Extra! Extra! Read all about it! Journalistic credibility

By Sujay Kumar

“Electronic and print-media institutions have been burnt, bombed, sealed and coerced. Countless journalists have been harassed, threatened and killed. It has been my honor to belong to all those categories and now especially the last.” – Editor of the Sunday Leader

Jan. 15, 2008 7:21 p.m. Current Mood: Optimistic

“So I finally decided to conform and start one of these blog things, LOL. On a serious note, I heard something about an editor in Sri Lanka being killed.”

It’s true that there are many blogs on the Internet suffering from the lack of professionalism as showcased in the fictional entry above. It’s a common misconception, however, that the entire blogosphere is a realm of wannabe journalists publishing poorly written diaries.

Anyone can use Web sites such as WordPress.com and Blogger.com to begin publishing in minutes, but there are some citizen journalists who have moved past the initial rush of Xanga and MySpace and have established themselves as “credible.”

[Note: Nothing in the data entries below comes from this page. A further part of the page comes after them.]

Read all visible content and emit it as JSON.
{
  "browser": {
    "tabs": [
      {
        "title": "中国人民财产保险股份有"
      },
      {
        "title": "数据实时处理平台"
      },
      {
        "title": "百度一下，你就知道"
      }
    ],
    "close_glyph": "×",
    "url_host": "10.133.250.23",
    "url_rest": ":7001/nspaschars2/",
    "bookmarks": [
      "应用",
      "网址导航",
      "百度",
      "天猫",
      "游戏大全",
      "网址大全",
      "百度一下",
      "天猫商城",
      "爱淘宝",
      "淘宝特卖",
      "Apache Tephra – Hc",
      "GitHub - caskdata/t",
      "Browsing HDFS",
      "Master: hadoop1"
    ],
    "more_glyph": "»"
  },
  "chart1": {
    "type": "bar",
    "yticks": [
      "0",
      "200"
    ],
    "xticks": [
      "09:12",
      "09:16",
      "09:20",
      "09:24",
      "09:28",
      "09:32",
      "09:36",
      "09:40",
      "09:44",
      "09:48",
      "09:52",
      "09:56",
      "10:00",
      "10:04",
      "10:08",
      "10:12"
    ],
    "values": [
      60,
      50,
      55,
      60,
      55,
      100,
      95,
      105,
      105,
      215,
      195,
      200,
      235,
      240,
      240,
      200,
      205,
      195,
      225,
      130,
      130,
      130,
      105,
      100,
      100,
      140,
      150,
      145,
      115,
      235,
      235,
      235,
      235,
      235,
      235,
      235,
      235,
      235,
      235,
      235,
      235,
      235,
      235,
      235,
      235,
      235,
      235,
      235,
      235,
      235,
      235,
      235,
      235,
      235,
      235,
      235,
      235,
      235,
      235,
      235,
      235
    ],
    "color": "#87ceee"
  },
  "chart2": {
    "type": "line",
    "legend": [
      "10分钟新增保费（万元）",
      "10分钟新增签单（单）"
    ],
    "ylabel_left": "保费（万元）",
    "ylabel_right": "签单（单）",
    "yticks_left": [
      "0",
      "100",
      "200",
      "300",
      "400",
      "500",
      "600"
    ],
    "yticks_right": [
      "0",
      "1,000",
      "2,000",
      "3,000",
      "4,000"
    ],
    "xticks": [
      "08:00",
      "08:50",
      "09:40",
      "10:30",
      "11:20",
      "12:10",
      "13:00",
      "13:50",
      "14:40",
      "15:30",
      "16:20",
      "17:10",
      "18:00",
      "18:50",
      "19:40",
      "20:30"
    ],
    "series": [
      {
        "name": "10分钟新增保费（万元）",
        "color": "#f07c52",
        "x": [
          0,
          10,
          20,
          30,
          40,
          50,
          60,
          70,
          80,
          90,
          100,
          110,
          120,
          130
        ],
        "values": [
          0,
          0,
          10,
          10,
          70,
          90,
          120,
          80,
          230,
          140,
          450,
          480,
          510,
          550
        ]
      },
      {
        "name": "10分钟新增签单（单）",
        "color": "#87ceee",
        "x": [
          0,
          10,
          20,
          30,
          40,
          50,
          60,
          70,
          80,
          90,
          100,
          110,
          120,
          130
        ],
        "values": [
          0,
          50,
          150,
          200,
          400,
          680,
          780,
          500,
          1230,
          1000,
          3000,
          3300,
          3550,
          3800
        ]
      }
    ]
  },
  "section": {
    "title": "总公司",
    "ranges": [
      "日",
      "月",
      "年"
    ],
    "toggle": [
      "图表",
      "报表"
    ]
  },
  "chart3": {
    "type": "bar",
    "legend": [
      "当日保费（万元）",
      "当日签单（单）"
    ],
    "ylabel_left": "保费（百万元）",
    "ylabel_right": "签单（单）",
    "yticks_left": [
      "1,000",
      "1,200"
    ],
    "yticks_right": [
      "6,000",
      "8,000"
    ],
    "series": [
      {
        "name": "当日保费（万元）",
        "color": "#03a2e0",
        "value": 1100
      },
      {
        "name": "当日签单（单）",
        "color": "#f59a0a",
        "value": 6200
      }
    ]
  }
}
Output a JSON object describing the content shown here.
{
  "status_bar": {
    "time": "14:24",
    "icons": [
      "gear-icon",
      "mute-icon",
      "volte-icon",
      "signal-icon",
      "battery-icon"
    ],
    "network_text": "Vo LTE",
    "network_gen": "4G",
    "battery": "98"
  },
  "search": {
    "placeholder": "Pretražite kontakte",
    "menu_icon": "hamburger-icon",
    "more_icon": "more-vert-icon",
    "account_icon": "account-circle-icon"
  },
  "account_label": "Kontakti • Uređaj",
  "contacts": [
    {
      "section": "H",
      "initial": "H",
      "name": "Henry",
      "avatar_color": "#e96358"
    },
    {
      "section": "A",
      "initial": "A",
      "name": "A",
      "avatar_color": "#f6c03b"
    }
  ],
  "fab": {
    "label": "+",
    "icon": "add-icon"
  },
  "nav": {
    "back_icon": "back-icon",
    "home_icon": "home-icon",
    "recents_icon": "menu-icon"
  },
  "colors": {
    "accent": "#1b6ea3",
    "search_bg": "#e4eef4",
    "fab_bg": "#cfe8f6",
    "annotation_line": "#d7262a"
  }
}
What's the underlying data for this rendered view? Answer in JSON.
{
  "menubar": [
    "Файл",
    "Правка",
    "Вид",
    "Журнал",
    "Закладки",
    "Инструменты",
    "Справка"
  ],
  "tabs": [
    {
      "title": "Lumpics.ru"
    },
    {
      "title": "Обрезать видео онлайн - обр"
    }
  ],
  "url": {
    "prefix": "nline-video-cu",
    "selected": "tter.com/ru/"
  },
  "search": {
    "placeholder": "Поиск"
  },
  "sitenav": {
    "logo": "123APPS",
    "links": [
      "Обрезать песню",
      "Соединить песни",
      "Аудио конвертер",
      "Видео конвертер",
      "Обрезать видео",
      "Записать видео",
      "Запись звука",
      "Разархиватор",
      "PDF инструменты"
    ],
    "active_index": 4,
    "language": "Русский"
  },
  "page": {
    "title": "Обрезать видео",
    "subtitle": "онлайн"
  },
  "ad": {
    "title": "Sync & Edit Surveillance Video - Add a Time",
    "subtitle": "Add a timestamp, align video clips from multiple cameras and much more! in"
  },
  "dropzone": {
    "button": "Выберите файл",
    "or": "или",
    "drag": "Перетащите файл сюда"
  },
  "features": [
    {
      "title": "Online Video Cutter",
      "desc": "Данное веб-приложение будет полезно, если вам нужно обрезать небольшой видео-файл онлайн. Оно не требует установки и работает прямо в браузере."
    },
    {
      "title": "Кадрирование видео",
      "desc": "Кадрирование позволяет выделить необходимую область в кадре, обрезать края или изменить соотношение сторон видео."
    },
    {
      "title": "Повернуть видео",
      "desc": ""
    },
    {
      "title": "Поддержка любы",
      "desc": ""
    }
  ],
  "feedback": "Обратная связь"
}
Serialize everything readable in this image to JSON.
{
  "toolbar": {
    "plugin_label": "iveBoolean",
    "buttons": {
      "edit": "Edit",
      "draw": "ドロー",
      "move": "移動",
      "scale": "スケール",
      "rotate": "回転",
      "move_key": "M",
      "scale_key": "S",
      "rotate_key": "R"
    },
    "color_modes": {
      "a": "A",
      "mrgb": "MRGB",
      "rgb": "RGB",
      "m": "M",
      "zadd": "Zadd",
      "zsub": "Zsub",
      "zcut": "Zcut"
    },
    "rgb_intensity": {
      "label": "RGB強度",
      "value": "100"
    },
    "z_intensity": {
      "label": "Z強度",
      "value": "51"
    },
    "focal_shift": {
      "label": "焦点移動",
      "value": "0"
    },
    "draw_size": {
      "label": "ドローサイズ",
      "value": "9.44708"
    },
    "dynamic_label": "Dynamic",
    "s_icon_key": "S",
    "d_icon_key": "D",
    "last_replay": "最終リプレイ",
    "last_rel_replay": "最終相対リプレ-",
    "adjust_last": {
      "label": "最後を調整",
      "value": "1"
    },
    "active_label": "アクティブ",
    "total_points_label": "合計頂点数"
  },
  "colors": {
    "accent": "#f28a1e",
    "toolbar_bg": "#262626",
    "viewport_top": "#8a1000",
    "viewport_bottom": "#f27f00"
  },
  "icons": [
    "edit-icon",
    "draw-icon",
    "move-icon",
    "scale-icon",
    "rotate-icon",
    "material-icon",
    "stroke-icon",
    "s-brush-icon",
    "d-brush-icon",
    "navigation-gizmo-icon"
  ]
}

Unfortunately, the issue of credibility gets complicated here. For a professional journalist, the stamp of a name and affiliation means everything. For a sometimes anonymous blogger publishing from the comfort of a bedroom, this is not always the case.

But essentially, these citizen journalists champion the idea of free speech. It’s refreshing evidence of a rejuvenated public interest in reporting the news.

Without question, the fact that an increasing number of people in the world feel comfortable at least trying to express their views on politics, the state of the world or absolutely anything else, is a positive thing.

Professional journalists shouldn’t feel threatened by the rise of the blogger. Of course, the emergence of technology in the professional realm is what has allowed good journalism to infuse everything and reach a more universal audience, while also giving rise to blogger-palooza.

While the citizen journalists continue to increase, it’s up to professionals to maintain integrity. It will remain necessary for them to adhere to core principles and set examples for those who are aspiring reporters.

The media’s ability to sometimes successfully act as a check on the government is showcased in, well, the media.

“All the President’s Men” and “Frost/Nixon” chronicle how the hard-hitting reporting of Woodward and Bernstein blew the lid off of the Watergate scandal, and “fluff” journalist David Frost’s 1977 scintillating inquisition of then-former President Nixon, respectively.

This is not to say that citizen journalists have not helped break stories that are of great significance. In 1998, the Drudge Report reportedly broke the Monica Lewinsky scandal. And it’s indisputable that during times of catastrophe, blogs assemble at a moment’s notice to spread information.

The Jan. 12, 2009, edition of The New Yorker featured a piece titled “Letter from the Grave,” which struck me as containing a remarkably pure and comprehensive doctrine for professional and, in today’s age, citizen journalists.

Lasantha Wickramatunga, the editor of the Sri Lankan newspaper the Sunday Leader, prepared a letter to be published in the event of his death. On Jan. 8, Wickramatunga was murdered on his way to work, an act he anticipated as the work of the oppressive government that his paper had openly criticized.

As Wickramatunga defiantly stated in his final story, “The free media serve as a mirror in which the public can see itself sans mascara and styling gel. From us you learn the state of your nation, and especially its management by the people you elected to give your children a better future. Sometimes the image you see in that mirror is not a pleasant one. But while you may grumble in the privacy of your armchair, the journalists who hold the mirror up to you do so publicly and at great risk to themselves. That is our calling, and we do not shirk it.”

It is to this notion that the spirit of all journalistic endeavors, professional or not, is dedicated.

Sujay is a senior in biochemistry. He thinks the brother in Slumdog Millionaire went from looking like Kenan, from Kenan & Kel, to Michael Jackson.